'Wealth Accompanied by Rejection of Creativity': Bye, Lilly Pulitzer
EntertainmentThe intense frenzy surrounding the new, blink-and-you-missed-it-because-the-girls-have-been-lined-up-since-dawn Lilly Pulitzer diffusion line at Target has caused many people to wonder: How can such a vibrant, rabid market (and after-market) exist for such phenomenally boring and showily tasteless shift dresses?

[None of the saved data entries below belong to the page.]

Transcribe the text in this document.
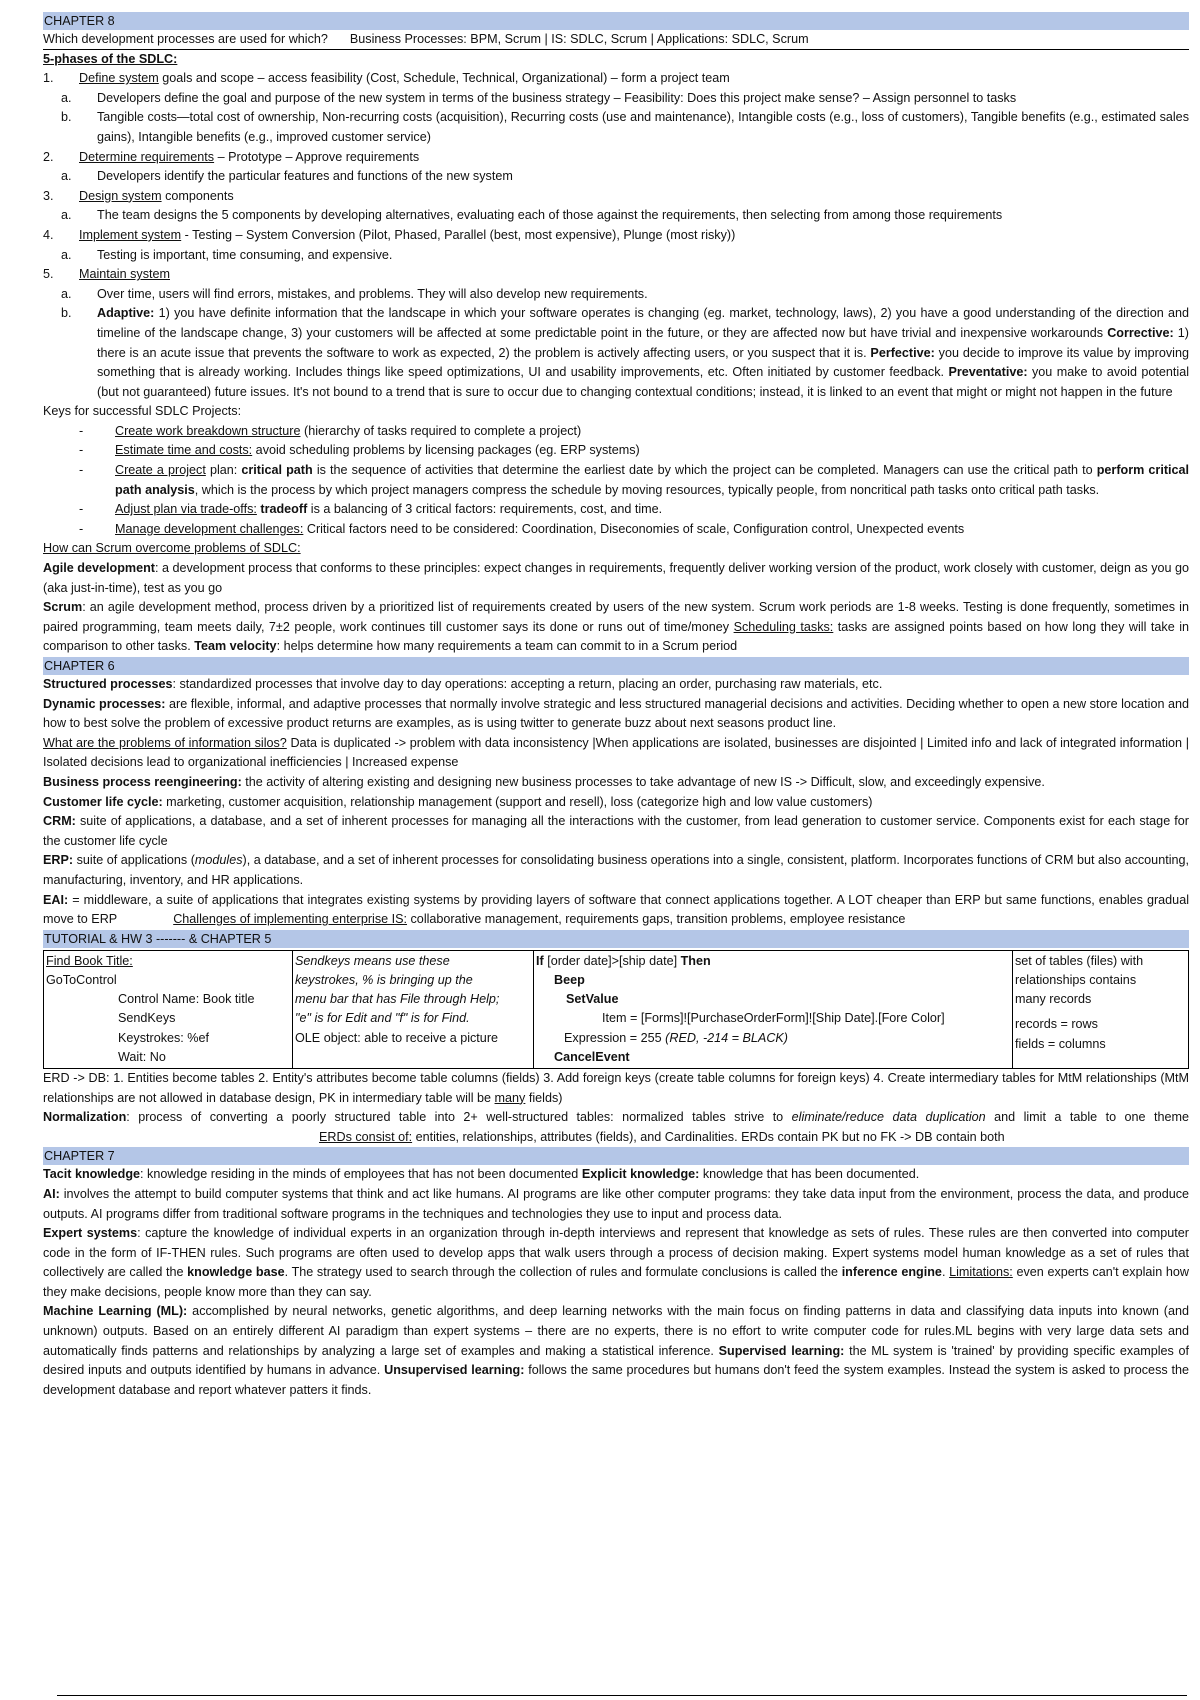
CHAPTER 8
Which development processes are used for which? Business Processes: BPM, Scrum | IS: SDLC, Scrum | Applications: SDLC, Scrum
5-phases of the SDLC:
1.	Define system goals and scope – access feasibility (Cost, Schedule, Technical, Organizational) – form a project team
a.	Developers define the goal and purpose of the new system in terms of the business strategy – Feasibility: Does this project make sense? – Assign personnel to tasks
b.	Tangible costs—total cost of ownership, Non-recurring costs (acquisition), Recurring costs (use and maintenance), Intangible costs (e.g., loss of customers), Tangible benefits (e.g., estimated sales gains), Intangible benefits (e.g., improved customer service)
2.	Determine requirements – Prototype – Approve requirements
a.	Developers identify the particular features and functions of the new system
3.	Design system components
a.	The team designs the 5 components by developing alternatives, evaluating each of those against the requirements, then selecting from among those requirements
4.	Implement system - Testing – System Conversion (Pilot, Phased, Parallel (best, most expensive), Plunge (most risky))
a.	Testing is important, time consuming, and expensive.
5.	Maintain system
a.	Over time, users will find errors, mistakes, and problems. They will also develop new requirements.
b.	Adaptive: 1) you have definite information that the landscape in which your software operates is changing (eg. market, technology, laws), 2) you have a good understanding of the direction and timeline of the landscape change, 3) your customers will be affected at some predictable point in the future, or they are affected now but have trivial and inexpensive workarounds Corrective: 1) there is an acute issue that prevents the software to work as expected, 2) the problem is actively affecting users, or you suspect that it is. Perfective: you decide to improve its value by improving something that is already working. Includes things like speed optimizations, UI and usability improvements, etc. Often initiated by customer feedback. Preventative: you make to avoid potential (but not guaranteed) future issues. It's not bound to a trend that is sure to occur due to changing contextual conditions; instead, it is linked to an event that might or might not happen in the future
Keys for successful SDLC Projects:
-	Create work breakdown structure (hierarchy of tasks required to complete a project)
-	Estimate time and costs: avoid scheduling problems by licensing packages (eg. ERP systems)
-	Create a project plan: critical path is the sequence of activities that determine the earliest date by which the project can be completed. Managers can use the critical path to perform critical path analysis, which is the process by which project managers compress the schedule by moving resources, typically people, from noncritical path tasks onto critical path tasks.
-	Adjust plan via trade-offs: tradeoff is a balancing of 3 critical factors: requirements, cost, and time.
-	Manage development challenges: Critical factors need to be considered: Coordination, Diseconomies of scale, Configuration control, Unexpected events
How can Scrum overcome problems of SDLC:
Agile development: a development process that conforms to these principles: expect changes in requirements, frequently deliver working version of the product, work closely with customer, deign as you go (aka just-in-time), test as you go
Scrum: an agile development method, process driven by a prioritized list of requirements created by users of the new system. Scrum work periods are 1-8 weeks. Testing is done frequently, sometimes in paired programming, team meets daily, 7±2 people, work continues till customer says its done or runs out of time/money Scheduling tasks: tasks are assigned points based on how long they will take in comparison to other tasks. Team velocity: helps determine how many requirements a team can commit to in a Scrum period
CHAPTER 6
Structured processes: standardized processes that involve day to day operations: accepting a return, placing an order, purchasing raw materials, etc.
Dynamic processes: are flexible, informal, and adaptive processes that normally involve strategic and less structured managerial decisions and activities. Deciding whether to open a new store location and how to best solve the problem of excessive product returns are examples, as is using twitter to generate buzz about next seasons product line.
What are the problems of information silos? Data is duplicated -> problem with data inconsistency |When applications are isolated, businesses are disjointed | Limited info and lack of integrated information | Isolated decisions lead to organizational inefficiencies | Increased expense
Business process reengineering: the activity of altering existing and designing new business processes to take advantage of new IS -> Difficult, slow, and exceedingly expensive.
Customer life cycle: marketing, customer acquisition, relationship management (support and resell), loss (categorize high and low value customers)
CRM: suite of applications, a database, and a set of inherent processes for managing all the interactions with the customer, from lead generation to customer service. Components exist for each stage for the customer life cycle
ERP: suite of applications (modules), a database, and a set of inherent processes for consolidating business operations into a single, consistent, platform. Incorporates functions of CRM but also accounting, manufacturing, inventory, and HR applications.
EAI: = middleware, a suite of applications that integrates existing systems by providing layers of software that connect applications together. A LOT cheaper than ERP but same functions, enables gradual move to ERP	Challenges of implementing enterprise IS: collaborative management, requirements gaps, transition problems, employee resistance
TUTORIAL & HW 3 ------- & CHAPTER 5
Find Book Title:
GoToControl
Control Name: Book title
SendKeys
Keystrokes: %ef
Wait: No

Sendkeys means use these
keystrokes, % is bringing up the
menu bar that has File through Help;
"e" is for Edit and "f" is for Find.
OLE object: able to receive a picture

If [order date]>[ship date] Then
Beep
SetValue
Item = [Forms]![PurchaseOrderForm]![Ship Date].[Fore Color]
Expression = 255 (RED, -214 = BLACK)
CancelEvent

set of tables (files) with
relationships contains
many records
records = rows
fields = columns
ERD -> DB: 1. Entities become tables 2. Entity's attributes become table columns (fields) 3. Add foreign keys (create table columns for foreign keys) 4. Create intermediary tables for MtM relationships (MtM relationships are not allowed in database design, PK in intermediary table will be many fields)
Normalization: process of converting a poorly structured table into 2+ well-structured tables: normalized tables strive to eliminate/reduce data duplication and limit a table to one themeERDs consist of: entities, relationships, attributes (fields), and Cardinalities. ERDs contain PK but no FK -> DB contain both
CHAPTER 7
Tacit knowledge: knowledge residing in the minds of employees that has not been documented Explicit knowledge: knowledge that has been documented.
AI: involves the attempt to build computer systems that think and act like humans. AI programs are like other computer programs: they take data input from the environment, process the data, and produce outputs. AI programs differ from traditional software programs in the techniques and technologies they use to input and process data.
Expert systems: capture the knowledge of individual experts in an organization through in-depth interviews and represent that knowledge as sets of rules. These rules are then converted into computer code in the form of IF-THEN rules. Such programs are often used to develop apps that walk users through a process of decision making. Expert systems model human knowledge as a set of rules that collectively are called the knowledge base. The strategy used to search through the collection of rules and formulate conclusions is called the inference engine. Limitations: even experts can't explain how they make decisions, people know more than they can say.
Machine Learning (ML): accomplished by neural networks, genetic algorithms, and deep learning networks with the main focus on finding patterns in data and classifying data inputs into known (and unknown) outputs. Based on an entirely different AI paradigm than expert systems – there are no experts, there is no effort to write computer code for rules.ML begins with very large data sets and automatically finds patterns and relationships by analyzing a large set of examples and making a statistical inference. Supervised learning: the ML system is 'trained' by providing specific examples of desired inputs and outputs identified by humans in advance. Unsupervised learning: follows the same procedures but humans don't feed the system examples. Instead the system is asked to process the development database and report whatever patters it finds.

At the Washington Post, Robin Givhan sliced the Lilly Pulitzer aesthetic to pieces this past Monday, writing, “Lilly Pulitzer is not fashion. It is clothes.”
The classic Lilly Pulitzer dress comes in shrill shades of yellow and pink that are vaguely infantilizing. They are clothes that can be shrunk down and worn by 7-year-old girls without changing a single design element—if there were actual design elements to change. But there are not.
Lilly Pulitzer is preppy. It is part of a preppy uniform that announces itself from fifty paces. It is not so much a declaration of wealth as it is a perceived statement about class, lineage and attitude. Anyone can work hard and save up enough cash to go out and purchase a Chanel suit or a Gucci handbag. A devoted student of Vogue can cobble together a personal style that speaks to its public identity. But Lilly Pulitzer suggests an advantage of birth. The clothes stir up scrapbook notions of ancient family trees, summer compounds, boarding school uniforms, and large, granite buildings inscribed with some great-great-grandfather’s name. Lilly Pulitzer represents something that money cannot buy.
Givhan adds, “The clothes are, upon close inspection, not so terribly attractive. Actually, they are rather unattractive. And that is part of their charm. They are not meant to be stylish—that’s so nouveau.”